The Transportation Security Administration ended its government-funded Registered Traveler pilot program Friday, and now will focus on evaluating its results to determine the best means for a nationwide rollout.

Test phases at airports in Boston, Houston, Los Angeles, Minneapolis and Washington are winding down because the program's $22 million in funding has ended, said Darrin Kayser, a TSA spokesman. The Registered Traveler kiosks at the five airports will be dismantled, he added.

TSA started the Registered Traveler pilot program about 15 months ago to speed the security screening process at selected airports. The agency enrolled nearly 10,000 travelers at the five airports during the pilot phase, Kayser said.

The pilot's results will determine future applications of the Registered Traveler program at other airports nationwide. TSA will examine costs, security and customer service data collected at the project sites, Kayser said.
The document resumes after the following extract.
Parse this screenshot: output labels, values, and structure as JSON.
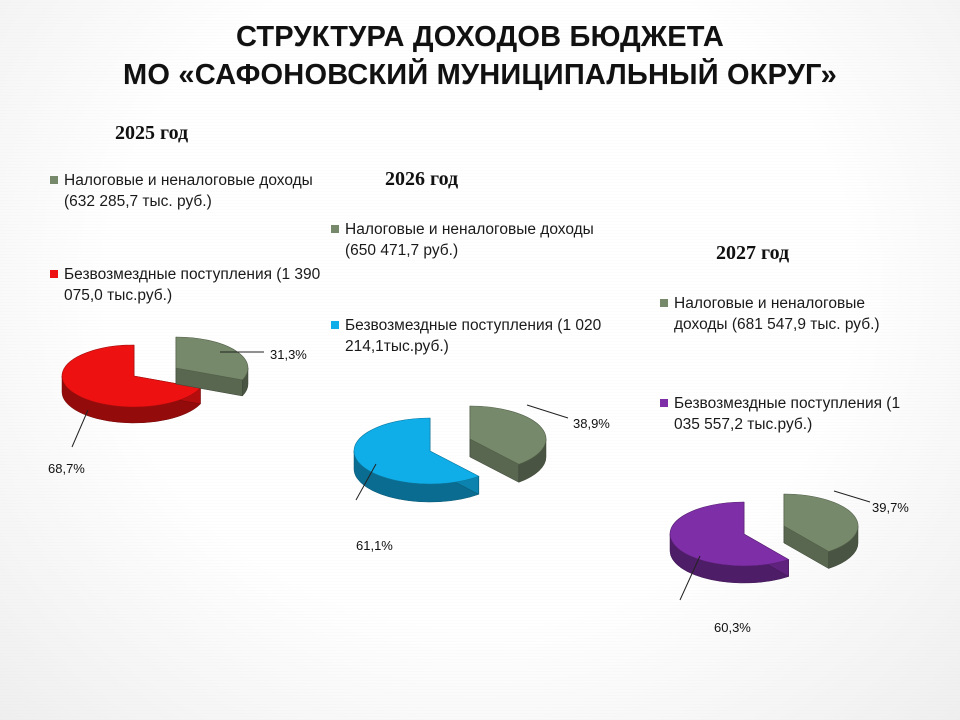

TSA also will continue to compare the results of its five test sites to a similar privately run pilot program at Orlando International Airport, he added.

Verified Identity Pass Inc. of New York, Lockheed Martin Corp. and the Greater Orlando Aviation Authority are operating their own of the Registered Traveler program at Orlando. The parties signed a memorandum of understating with TSA to run the program until January 2006, with an option to extend it 180 days, Kayser said.

Targeted mainly at frequent business travelers, the program records and digitally stores travelers' fingerprints and iris scans for identification. Fliers pay an annual fee of $79.95 for enrollment and background checks.

Although TSA is not funding the project, the agency conducts the background checks.

"We're going to continue to review the data collected during the pilot and compare that to what we've learned in Orlando and decide the next steps from there," Kayser said. He could not give a specific time frame for TSA to complete its review.

The Orlando program has operated since June and is reported to have enrolled more than 9,000 travelers, said Fiona D'Arcy, director of communications and marketing at Daon Inc. The Herndon, Va., company develops identity management software for authentication systems, such as Registered Traveler, and has provided the core biometric technology for the Orlando program.

Some organizations want Registered Traveler to be set up nationwide, including the National Business Travel Association, which represents corporate travel managers and travel service providers in the United States.

Another organization, the American Association of Airport Executives, has joined with airports and vendors to form a Registered Traveler Interoperability Consortium. The group wants to establish common business rules and technical standards for an interoperable and vendor-neutral national Registered Traveler program.

TSA's pilot program was not interoperable in that passengers enrolled at one of the participating airports could not use the other Registered Traveler kiosks at selected airports for identity verification.

"Interoperability is going to be a key component of the final program," Kayser said. "As we evaluate [Registered Traveler], we're going to be looking at the program in the context of what's best for the entire aviation system."